Nevertheless, the last question that Moses asks the spies to address, “is there a tree in it or not?” stands out from the rest. The Zohar interprets the tree to refer to the tree of life as compared to the other questions which symbolize the Tree of Knowledge of Good and Evil.** Not everything should be evaluated and filtered through our own reasoning, adding up all the positives and measuring them against the negatives. At the end of the list of questions, Moses is reminding the scouts to remember the Tree of Life, that there exists a world beyond Good and Bad. Belief in G-d is living in a world of expansiveness, curiosity and possibility. G-d is beyond binaries of the good and bad. The power of faith in Hashem resides in Caleb’s statement, “We shall surely ascend and conquer it, for we can surely do it!” Unfortunately, once we’re in a mindset of good and bad, the bad can easily take over and obfuscate the reality that life is full of possibility.

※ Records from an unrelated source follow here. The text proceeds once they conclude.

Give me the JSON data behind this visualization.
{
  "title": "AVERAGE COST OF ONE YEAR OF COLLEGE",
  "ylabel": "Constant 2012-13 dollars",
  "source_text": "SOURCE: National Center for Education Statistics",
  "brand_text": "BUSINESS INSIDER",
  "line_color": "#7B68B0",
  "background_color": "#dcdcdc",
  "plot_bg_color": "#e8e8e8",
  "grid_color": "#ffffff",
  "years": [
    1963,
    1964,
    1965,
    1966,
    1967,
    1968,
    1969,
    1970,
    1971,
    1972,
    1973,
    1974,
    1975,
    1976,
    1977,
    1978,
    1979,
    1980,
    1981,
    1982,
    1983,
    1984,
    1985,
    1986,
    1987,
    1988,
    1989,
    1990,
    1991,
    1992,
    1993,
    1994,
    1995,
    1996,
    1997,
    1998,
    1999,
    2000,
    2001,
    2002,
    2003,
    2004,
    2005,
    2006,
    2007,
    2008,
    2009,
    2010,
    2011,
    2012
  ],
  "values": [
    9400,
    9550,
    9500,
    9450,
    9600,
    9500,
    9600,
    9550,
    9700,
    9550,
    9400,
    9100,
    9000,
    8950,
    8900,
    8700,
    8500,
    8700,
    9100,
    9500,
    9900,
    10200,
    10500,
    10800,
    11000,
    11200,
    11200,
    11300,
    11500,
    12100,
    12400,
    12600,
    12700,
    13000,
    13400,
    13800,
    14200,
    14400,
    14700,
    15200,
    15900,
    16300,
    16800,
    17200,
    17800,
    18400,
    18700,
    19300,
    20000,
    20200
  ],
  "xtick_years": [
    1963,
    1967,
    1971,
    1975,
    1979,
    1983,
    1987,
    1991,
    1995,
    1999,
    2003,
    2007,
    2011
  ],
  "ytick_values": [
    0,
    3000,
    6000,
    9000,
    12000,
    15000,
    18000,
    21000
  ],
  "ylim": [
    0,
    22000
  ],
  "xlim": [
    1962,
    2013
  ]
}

Poignantly, later in the Parsha, when G-d is at the height of anger and wishes to destroy the people, Moses boldly asks G-d a question that turns the anger around. If G-d were to destroy the people and not bring them to the land, what would have been the point of the Exodus? Are the people that powerful to undermine G-d’s greatest power?—G-d’s power in being “slow to anger, abundant in kindness, forgiver of iniquity…” (14: 18). Moses is essentially reminding G-d of the Tree of Life, the tree of forgiveness, expansiveness and softening, rather than the Tree of Good and Evil that limits faith and trust. We all need reminders to soften our gaze and open the realms of possibilities rather than limit our relationships and experiences into the category of Good or Bad. Let’s eat from the Tree of Life that which sustains and inspires rather than that which divides and conquers.
May we take the time to learn how the questions we ask either overtly or covertly shape our realities and learn to look with more openness and compassion when our tendency is to judge with harshness and binaries.
* A wonderful book that we read in preparation for the year is called Outside Lies Magic by John Silgoe.
**Thank you to Nadav Slovin for bringing to my attention this notion.